Gavin looked down, clearly disappointed that no clapping had taken place when he was in the room. “What was that about?”
“I don’t know, sweetheart.”
The door swung open to reveal a freckled blond child who looked no older than eleven, with an oddly shaped head and arms that looked three
times as long as his legs. He jumped up in the air a few times and ran over to hug his mother. It was the blonde rhinoceros Vivien was just talking to.
“I think I got it, Mommy! I think they really liked what I did, Mommy!” His mother hugged him so close the boy actually started to disappear underneath the woman’s flabby arms.
She kept hugging him, much to the chagrin of everyone else. Vivien had a vision of the other mothers turning into wide-eyed zombies and swarming this blonde, beefy hag, eating her from the inside-out, starting with her enlarged liver and kidney, then finishing their meal with her fleshy round buttocks.
“I’m so proud of you!” the blonde woman shouted, clearly wanting the whole world to hear her thoughts. “You are so talented I could just die!”
Vivien turned to the audition room to see two older men walking out. They stopped and faced the crowd. One was short and bald, and he kept quiet. The talkative one was at least a foot taller, with a repulsive black mole on his left cheek that looked the size of a pepperoni.
“Thank you all for coming,” the mole boy said, “but we’ve made our choice. You can get your parking validated on the way out.”
Vivien looked over to the waiting room to see kids who hadn’t gotten the chance to audition yet trying to fight back tears.
The two men were about to close the audition room door when Vivien grabbed the outer edge and pulled it open. “Umm, excuse me,” she said. “What do you think you’re doing?”
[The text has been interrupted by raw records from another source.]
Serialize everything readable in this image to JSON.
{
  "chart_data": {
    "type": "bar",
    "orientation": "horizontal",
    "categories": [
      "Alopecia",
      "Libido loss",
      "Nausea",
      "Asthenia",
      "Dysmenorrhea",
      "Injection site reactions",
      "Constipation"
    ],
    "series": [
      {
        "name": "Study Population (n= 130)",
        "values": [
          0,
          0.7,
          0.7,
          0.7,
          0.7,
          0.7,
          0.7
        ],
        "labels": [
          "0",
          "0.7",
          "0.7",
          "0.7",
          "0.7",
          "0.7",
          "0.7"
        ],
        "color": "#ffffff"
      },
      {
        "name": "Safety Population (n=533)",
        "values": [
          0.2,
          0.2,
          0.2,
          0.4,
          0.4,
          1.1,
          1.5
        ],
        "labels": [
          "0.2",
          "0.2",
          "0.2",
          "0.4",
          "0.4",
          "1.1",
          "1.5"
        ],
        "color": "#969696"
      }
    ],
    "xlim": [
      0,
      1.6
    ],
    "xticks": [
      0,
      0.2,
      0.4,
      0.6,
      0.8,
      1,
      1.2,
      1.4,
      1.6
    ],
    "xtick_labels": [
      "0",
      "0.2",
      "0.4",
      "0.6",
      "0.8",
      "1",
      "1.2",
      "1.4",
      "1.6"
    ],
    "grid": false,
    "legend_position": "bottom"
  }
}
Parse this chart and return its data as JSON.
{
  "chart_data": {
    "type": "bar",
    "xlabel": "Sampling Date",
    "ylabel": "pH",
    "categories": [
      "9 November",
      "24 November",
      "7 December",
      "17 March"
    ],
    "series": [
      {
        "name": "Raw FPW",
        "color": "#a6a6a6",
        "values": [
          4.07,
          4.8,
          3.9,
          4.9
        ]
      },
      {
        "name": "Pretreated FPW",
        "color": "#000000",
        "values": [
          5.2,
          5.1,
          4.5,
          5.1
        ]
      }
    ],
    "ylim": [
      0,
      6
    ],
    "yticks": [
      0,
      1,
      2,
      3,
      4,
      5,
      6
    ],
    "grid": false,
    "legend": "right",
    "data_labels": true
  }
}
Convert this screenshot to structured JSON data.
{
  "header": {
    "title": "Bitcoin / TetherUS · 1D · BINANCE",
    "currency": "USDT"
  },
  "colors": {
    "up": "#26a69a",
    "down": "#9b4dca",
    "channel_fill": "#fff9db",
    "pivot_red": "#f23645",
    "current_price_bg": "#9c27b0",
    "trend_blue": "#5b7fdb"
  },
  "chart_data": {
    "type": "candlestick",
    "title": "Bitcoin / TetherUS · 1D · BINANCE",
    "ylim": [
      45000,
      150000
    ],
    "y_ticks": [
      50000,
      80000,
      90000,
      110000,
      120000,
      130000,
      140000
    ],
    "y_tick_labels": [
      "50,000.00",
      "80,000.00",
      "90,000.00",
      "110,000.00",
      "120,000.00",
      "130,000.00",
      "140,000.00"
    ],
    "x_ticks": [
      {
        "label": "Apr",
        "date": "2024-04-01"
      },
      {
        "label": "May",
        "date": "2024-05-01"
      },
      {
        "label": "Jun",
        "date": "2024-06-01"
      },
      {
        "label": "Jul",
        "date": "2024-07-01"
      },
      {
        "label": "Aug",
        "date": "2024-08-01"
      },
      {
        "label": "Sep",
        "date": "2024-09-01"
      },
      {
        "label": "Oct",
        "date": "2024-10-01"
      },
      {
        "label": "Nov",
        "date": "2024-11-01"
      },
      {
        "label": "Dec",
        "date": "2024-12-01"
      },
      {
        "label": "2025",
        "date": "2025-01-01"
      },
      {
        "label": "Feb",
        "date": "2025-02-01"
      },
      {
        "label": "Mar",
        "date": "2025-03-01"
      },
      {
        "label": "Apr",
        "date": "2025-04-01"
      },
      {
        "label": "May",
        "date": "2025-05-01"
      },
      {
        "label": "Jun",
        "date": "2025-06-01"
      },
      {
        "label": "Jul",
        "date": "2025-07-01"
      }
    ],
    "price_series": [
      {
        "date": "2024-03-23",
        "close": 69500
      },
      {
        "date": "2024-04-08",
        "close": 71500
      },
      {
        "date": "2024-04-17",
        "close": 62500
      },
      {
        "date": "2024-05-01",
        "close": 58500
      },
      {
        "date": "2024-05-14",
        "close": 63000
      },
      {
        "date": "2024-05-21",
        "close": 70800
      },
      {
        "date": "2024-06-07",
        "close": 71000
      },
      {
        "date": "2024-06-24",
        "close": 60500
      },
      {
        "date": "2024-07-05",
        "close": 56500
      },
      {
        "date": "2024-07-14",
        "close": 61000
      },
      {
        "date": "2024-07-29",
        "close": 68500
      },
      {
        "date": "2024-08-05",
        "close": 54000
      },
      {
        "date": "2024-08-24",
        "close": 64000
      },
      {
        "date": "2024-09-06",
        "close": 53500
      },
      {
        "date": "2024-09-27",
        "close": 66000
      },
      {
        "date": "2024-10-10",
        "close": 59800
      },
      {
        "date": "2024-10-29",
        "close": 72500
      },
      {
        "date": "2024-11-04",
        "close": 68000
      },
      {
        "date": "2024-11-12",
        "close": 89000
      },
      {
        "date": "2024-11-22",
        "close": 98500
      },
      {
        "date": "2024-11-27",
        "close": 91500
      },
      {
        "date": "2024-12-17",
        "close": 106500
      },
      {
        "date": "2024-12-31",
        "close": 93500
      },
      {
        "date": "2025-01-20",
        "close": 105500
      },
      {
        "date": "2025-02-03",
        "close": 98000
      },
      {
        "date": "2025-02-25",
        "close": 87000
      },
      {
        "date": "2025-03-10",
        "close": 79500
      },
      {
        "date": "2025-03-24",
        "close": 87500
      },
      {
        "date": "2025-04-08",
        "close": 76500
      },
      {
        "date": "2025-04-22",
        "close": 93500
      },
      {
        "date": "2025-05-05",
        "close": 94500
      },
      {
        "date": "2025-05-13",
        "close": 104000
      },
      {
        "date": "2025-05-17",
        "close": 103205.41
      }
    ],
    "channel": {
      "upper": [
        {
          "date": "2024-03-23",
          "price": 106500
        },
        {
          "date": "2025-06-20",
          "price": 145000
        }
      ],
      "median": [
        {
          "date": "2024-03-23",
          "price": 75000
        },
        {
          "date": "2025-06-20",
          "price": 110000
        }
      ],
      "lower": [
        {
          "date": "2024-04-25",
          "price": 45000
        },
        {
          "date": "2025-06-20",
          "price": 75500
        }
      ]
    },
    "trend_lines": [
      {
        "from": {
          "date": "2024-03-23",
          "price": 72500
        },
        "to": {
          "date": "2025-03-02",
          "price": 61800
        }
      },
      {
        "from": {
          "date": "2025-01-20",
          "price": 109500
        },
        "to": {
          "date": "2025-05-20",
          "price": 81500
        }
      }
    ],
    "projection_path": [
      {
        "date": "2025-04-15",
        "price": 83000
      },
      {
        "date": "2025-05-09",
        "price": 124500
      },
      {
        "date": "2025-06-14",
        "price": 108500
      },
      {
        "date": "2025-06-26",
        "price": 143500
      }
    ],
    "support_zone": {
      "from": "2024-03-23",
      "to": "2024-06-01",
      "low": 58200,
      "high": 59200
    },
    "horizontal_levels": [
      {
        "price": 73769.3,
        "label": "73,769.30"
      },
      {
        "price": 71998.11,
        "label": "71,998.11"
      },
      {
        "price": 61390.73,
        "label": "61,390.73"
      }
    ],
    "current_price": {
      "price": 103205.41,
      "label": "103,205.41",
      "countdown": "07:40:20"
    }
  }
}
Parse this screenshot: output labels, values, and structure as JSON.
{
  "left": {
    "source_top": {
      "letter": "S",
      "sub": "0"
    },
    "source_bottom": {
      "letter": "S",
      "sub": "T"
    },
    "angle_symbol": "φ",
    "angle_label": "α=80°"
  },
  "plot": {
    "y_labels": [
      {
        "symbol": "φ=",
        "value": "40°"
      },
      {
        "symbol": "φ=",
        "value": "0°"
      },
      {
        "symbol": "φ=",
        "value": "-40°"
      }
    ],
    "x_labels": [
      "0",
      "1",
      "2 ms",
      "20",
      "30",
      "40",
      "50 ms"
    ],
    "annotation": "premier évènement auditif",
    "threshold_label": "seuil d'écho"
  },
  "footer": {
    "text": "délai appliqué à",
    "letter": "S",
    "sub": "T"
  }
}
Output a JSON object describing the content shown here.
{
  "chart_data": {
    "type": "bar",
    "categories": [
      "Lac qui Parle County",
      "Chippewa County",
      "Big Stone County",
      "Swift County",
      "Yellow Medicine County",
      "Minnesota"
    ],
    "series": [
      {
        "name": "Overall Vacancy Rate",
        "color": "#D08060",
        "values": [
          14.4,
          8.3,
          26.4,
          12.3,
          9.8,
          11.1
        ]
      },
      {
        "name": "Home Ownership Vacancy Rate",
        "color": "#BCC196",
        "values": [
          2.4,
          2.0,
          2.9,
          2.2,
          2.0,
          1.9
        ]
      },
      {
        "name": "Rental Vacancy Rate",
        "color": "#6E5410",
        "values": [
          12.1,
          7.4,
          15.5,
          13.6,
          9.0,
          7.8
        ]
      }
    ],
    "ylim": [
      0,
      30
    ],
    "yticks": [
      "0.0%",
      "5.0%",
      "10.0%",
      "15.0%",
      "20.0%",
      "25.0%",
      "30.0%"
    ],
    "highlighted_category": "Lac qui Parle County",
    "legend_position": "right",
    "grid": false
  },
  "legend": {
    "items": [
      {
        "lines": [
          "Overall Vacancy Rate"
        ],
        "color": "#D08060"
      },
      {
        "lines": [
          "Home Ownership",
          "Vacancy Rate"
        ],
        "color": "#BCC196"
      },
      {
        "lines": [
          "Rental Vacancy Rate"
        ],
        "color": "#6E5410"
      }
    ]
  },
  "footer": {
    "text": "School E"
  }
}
“I’m sorry?” the mole boy said.
“You can’t just stop in the middle of a casting session because you think you found the right actor. You have to see everyone. That’s protocol.”
“There is no protocol in casting, lady.”
They tried to close the doors, but Vivien pried them back open. “Look, you morons, I’m a casting director. I’ve been doing this for twenty years. If I have an all-day session, and I find the perfect actor in the first five minutes, I still have to suffer through the next six hours and see absolutely everyone. It’s called courtesy.”
They didn’t respond. Instead, they smirked at each other.
“Now listen to what I have to tell you,” Vivien said. “I want you to see the rest of these kids, or I’m gonna go to your supervisor.”
The small guy finally chipped in. “We don’t have a supervisor.”